Angry men who don’t feel connected to society, people who want to lash out at the haves that seem to own everything around them, and give nothing back. Fantasies of living the happy life, at being connected to the real world.

When the world gets crazier, the crazy start coming to the surface.

And so, JOKER is born.

I sat there at times bored by what was going on. I didn’t understand the reason for the film to exist. Is it because in 2016, the world decided to just hurl massive amounts of shit? I get the feeling that Todd Phillips thinks so. Judging from interviews and comments made in the aftermath of its seemingly bonkers win at Venice, he seems to have gotten it into his head that the world is broken. That he doesn’t fit in anymore.

The director of OLD SCHOOL (a film I legitimately enjoy) has lost his sense of humour. Or at least, the world has moved on from jacking off babies (THE HANGOVER).

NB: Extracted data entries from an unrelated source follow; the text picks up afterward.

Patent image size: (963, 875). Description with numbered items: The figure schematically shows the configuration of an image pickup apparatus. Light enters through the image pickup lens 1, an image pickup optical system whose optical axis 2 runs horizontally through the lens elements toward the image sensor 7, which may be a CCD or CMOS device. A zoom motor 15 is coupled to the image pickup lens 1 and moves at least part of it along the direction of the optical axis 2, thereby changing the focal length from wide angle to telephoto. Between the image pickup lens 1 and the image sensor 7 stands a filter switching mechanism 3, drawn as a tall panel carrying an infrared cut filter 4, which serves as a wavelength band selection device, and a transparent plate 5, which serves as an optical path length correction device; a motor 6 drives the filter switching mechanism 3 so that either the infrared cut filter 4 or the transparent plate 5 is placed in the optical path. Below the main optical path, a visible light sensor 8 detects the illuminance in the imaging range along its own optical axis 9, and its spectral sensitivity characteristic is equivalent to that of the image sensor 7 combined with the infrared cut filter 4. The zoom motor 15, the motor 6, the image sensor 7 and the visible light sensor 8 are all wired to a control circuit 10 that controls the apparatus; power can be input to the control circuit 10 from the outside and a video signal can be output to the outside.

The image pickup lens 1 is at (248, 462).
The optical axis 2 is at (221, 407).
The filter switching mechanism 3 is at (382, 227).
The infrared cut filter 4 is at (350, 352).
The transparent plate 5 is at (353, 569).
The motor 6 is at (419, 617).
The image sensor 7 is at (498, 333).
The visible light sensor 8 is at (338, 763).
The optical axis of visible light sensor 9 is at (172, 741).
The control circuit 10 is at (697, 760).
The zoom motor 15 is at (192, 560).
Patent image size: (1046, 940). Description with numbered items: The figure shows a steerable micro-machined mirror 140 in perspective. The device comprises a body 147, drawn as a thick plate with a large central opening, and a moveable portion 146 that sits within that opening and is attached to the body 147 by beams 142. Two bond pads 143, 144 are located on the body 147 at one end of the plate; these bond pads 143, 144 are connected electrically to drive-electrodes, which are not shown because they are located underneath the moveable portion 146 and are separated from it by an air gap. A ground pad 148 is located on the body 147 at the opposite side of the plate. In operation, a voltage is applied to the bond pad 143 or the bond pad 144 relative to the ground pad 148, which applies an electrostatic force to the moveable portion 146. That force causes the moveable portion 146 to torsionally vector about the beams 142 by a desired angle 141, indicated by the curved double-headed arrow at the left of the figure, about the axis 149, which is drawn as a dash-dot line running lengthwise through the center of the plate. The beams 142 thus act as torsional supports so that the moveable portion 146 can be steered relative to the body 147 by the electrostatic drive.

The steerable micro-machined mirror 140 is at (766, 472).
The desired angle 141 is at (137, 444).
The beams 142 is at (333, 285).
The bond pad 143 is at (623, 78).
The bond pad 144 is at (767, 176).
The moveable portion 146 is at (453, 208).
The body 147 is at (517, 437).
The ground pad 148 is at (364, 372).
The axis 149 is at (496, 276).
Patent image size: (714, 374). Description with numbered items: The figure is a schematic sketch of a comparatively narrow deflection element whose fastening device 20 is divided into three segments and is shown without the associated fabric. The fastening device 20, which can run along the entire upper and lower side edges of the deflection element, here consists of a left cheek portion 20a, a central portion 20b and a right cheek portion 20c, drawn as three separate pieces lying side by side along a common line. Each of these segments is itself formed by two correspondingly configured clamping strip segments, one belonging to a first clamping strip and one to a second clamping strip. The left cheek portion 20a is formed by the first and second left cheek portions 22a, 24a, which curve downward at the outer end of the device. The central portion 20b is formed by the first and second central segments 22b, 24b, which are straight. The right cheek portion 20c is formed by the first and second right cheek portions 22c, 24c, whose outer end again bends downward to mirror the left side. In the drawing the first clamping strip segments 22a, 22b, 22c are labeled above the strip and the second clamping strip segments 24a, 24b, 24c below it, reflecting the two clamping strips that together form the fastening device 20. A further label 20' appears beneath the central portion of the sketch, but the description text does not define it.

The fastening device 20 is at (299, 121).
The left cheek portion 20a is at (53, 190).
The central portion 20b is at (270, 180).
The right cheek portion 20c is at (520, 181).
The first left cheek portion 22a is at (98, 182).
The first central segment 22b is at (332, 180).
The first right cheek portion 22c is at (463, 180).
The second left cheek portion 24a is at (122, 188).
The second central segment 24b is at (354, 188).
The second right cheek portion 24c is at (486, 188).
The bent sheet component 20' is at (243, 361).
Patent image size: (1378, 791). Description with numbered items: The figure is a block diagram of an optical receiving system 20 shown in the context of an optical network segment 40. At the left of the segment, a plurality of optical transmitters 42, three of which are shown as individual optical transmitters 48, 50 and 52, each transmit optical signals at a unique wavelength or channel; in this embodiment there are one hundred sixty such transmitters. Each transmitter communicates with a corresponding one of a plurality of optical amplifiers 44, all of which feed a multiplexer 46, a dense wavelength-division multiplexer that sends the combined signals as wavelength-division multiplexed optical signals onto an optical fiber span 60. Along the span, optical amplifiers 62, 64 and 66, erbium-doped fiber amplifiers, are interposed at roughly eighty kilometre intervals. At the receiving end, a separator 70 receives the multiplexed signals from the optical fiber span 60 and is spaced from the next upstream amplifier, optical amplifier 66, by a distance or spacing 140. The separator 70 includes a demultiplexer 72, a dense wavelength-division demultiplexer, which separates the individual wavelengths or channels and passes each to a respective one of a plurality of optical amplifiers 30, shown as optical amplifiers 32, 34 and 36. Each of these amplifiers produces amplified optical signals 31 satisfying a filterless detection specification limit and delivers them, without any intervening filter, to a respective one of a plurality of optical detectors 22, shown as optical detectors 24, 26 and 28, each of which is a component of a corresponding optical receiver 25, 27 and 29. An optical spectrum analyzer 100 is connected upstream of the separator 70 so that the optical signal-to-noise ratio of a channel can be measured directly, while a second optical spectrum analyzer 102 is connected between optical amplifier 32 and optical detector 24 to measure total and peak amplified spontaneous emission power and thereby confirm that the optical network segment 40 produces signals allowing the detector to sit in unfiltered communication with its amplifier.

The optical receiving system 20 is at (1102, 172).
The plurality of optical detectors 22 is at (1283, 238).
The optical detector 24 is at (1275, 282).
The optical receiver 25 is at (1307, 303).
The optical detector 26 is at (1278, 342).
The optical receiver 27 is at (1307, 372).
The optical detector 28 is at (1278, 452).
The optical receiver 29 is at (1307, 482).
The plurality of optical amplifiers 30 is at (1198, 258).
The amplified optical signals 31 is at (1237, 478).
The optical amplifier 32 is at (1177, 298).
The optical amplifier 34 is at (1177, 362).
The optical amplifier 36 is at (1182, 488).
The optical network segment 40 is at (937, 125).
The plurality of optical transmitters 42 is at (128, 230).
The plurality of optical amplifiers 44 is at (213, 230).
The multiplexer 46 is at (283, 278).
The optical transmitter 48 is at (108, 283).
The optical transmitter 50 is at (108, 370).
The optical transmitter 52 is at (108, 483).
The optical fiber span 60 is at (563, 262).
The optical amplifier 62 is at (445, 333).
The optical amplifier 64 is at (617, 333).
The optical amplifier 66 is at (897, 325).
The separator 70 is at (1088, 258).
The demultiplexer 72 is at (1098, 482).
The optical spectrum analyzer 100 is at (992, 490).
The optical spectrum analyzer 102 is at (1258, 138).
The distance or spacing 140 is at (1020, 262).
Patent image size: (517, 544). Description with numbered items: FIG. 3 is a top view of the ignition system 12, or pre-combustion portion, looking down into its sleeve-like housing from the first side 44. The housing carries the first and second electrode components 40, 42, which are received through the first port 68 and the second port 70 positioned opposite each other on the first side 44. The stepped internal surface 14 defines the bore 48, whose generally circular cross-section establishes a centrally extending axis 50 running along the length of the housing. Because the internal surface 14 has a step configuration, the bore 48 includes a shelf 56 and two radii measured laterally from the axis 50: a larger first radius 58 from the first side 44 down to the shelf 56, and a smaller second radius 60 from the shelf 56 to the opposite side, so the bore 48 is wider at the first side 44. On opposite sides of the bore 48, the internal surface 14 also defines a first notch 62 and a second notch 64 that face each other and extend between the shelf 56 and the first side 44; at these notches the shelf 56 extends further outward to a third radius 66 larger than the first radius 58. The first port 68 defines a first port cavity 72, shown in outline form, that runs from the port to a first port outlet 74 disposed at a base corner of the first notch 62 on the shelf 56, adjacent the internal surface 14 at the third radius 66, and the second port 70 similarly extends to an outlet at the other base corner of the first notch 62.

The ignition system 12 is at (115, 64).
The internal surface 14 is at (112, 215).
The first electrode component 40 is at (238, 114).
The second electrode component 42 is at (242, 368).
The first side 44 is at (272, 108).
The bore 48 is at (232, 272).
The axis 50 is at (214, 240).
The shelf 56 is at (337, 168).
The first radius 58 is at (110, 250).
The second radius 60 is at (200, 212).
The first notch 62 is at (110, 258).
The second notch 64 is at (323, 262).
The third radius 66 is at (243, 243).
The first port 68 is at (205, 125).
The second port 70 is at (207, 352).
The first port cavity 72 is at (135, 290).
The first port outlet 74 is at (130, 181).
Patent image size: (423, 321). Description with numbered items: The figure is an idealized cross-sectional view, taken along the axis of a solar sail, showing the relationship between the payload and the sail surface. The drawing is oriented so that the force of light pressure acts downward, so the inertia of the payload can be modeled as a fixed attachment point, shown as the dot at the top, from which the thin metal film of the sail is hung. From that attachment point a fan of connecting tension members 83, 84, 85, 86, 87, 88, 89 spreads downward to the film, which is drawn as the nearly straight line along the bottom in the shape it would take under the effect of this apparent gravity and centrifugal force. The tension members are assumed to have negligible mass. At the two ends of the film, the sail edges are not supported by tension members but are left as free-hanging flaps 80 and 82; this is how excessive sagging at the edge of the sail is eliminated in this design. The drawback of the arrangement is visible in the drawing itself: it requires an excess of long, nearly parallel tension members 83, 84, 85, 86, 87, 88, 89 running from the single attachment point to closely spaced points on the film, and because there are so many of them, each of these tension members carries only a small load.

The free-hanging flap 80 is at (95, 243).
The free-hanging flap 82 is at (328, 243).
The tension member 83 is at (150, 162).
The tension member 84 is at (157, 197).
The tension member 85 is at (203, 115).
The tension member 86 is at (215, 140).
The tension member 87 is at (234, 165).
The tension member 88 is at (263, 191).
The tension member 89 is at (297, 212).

His partner in crime is Joaquin Phoenix. An actor I adore. His performances in THE MASTER, HER and YOU WERE NEVER REALLY HERE are some of the best of the 21st Century. I admire his performance in this. His take on the iconic role is different enough to be unique. But what made The Joker so fascinating for me in his best screen appearence in THE DARK KNIGHT, was that he was a force of chaos. There was a damaged human being underneath that makeup, but Heath Ledger didn’t want to know that person, he was more interested in the chaotic ying to Batman’s yang.

And that I find is the issue with this Joker. Phoenix does not have a counter, the world is as crazy as he his. And it is less interesting when there isn’t a billionaire in a Bat costume fighting back.

I find myself to have been lucky enough to be sat next to a couple who revelled in every ‘shock’ moment. They gasped in excitement whenever a reference was made towards the Caped Crusader. The final scene, I could feel the excitement coming from them.

For me though, this was a DC Elseworlds Graphic Novel on screen. An alternate tale that isn’t vital. Even it it tries so hard to be.

If you were to find yourself wanting to see this, just watch Scorsese’s THE KING OF COMEDY, Lynne Ramsey’s YOU WERE NEVER REALLY HERE and Nolan’s THE DARK KNIGHT. You’d be better off with watching those 3, than the amalgamation that Todd Phillips has thrown together.